Agak lama juga baru kutemui makam itu karena pada makam itu tidak terlihat lagi bunga mawar yang segar. Yang terlihat batang cokelat yang telah mati dan daun kering yang bertebaran di sana-sini. Kuperhatikan tulisan pada batu nisan yang kini sudah tampak dengan jelas karena tidak terlindung oleh daun mawar lagi. Di sana tertulis: “Frida, 16 September 58 - 3 Maret 1983”. Wanita itu meninggal 3 bulan setelah perkawinan kami.
Badanku lemas sekali ketika membacanya. Terbata-bata aku berkata, “Frida, begitu tega kau lakukan semua ini. Akulah yang berdosa padamu, bukan Mia. Akulah yang meninggalkanmu. Mengapa semua kau balaskan padanya?”
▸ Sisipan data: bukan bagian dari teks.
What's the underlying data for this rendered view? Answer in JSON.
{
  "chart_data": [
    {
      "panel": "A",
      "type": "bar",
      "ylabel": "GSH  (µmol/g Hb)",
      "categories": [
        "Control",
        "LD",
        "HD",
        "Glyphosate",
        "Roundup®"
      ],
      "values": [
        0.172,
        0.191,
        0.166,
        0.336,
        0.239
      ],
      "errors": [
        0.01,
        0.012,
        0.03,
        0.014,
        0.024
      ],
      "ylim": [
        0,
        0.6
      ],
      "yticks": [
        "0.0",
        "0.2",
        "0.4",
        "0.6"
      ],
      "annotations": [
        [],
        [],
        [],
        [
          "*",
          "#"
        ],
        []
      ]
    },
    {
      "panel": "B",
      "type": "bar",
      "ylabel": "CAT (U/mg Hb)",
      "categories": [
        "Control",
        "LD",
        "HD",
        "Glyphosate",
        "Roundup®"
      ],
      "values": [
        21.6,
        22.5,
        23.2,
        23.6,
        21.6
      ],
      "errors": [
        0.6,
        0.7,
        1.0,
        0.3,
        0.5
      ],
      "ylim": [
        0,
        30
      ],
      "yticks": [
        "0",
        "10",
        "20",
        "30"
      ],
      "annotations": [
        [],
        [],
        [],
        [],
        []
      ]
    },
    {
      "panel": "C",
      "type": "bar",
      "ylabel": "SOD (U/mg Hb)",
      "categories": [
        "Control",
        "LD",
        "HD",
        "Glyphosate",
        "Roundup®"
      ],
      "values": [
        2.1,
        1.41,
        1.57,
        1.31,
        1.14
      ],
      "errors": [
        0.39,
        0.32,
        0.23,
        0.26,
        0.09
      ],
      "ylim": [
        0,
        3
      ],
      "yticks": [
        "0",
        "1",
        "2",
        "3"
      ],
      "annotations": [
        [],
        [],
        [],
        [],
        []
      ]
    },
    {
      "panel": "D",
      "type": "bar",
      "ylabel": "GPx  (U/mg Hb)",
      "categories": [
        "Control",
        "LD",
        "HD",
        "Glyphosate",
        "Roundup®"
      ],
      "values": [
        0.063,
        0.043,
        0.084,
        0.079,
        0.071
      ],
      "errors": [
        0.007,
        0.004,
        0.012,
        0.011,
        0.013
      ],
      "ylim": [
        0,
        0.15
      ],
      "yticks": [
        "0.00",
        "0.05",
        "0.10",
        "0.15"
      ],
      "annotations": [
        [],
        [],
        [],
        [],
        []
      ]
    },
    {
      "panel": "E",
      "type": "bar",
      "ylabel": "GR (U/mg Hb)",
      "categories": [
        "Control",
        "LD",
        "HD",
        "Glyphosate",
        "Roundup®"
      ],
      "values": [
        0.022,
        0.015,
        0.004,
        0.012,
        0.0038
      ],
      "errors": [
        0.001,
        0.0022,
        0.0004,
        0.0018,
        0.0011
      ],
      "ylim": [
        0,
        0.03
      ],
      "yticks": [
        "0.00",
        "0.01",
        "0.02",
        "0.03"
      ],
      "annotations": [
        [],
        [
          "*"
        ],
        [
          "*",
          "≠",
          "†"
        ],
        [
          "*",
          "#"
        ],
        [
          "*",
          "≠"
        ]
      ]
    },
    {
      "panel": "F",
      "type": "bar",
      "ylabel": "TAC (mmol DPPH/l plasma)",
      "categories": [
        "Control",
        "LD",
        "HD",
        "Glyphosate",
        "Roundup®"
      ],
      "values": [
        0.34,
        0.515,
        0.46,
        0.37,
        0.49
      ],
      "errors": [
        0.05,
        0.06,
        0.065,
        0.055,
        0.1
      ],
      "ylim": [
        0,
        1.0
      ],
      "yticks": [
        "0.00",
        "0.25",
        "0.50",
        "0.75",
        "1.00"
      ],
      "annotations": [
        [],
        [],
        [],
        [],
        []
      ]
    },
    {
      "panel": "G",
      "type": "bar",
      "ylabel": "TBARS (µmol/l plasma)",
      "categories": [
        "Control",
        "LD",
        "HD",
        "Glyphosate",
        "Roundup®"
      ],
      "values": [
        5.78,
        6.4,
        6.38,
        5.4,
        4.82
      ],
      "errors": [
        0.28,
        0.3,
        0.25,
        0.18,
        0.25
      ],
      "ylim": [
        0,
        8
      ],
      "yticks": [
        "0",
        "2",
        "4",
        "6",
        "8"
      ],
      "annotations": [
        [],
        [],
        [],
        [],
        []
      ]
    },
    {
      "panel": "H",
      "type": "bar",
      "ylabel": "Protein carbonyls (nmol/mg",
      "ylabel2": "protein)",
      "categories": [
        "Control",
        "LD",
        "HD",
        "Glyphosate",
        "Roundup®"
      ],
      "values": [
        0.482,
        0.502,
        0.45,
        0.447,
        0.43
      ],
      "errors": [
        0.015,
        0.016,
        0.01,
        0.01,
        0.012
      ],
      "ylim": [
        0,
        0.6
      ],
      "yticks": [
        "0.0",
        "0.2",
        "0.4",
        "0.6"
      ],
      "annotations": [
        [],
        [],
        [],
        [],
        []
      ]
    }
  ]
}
Batu nisan itu kupegang dengan erat. Kesedihan begitu mencekam. Frida adalah bekas kekasihku yang dengan terpaksa kutinggalkan karena harus menuruti kehendak ibu untuk menikah dengan Mia.
Semuanya tak kusesali selain diriku sendiri yang tak punya pendirian yang teguh. (***)
-----------------------------------------------------
BACHRIN MASJHOER. Lahir di Long Iram, Kabupaten Kutai ( sekarang Kutai Barat) Kalimantan Timur, 13 Juni 1941, anak kelima dari 11 bersaudara. Pada usia lima tahun pindah ke Tenggarong, dan sempat bersekolah di HIS (Holland Indische School). Kemudian pindah ke Tanjung Setor, mengikuti ayahnya yang menjabat sebagai wedana. SMP di Tarakan dan diselesaikan di Samarinda, dan lulus SMA Jurusan Sastra (1960). Sempat kuliah di Universitas Mulawarman di Samarinda, namun terhentí ketika kesulitan ekonomi pada pra G3OS/PKI (1 963).
Sudah suka membaca sastra sejak SR (sekarang SD), namun menjelang usia 40 baru menulis di majalah Femina dengan nama samaran Barry K. Beberapa kali mengikuti sayembara di majalah tersebut dan selalu terpilih dalam 16 besar. Kemudian, atas dorongan Korrie Layun Rampan menulis di majalah Sarinah. Karya-karyanya dimuat dalam antologi Rinding Long Iram Air Mata Sawit Illegal Logging dan Kutai Barat dalm Sastra Budaya Indonesia yang dieditori Korrie Layun Rampan.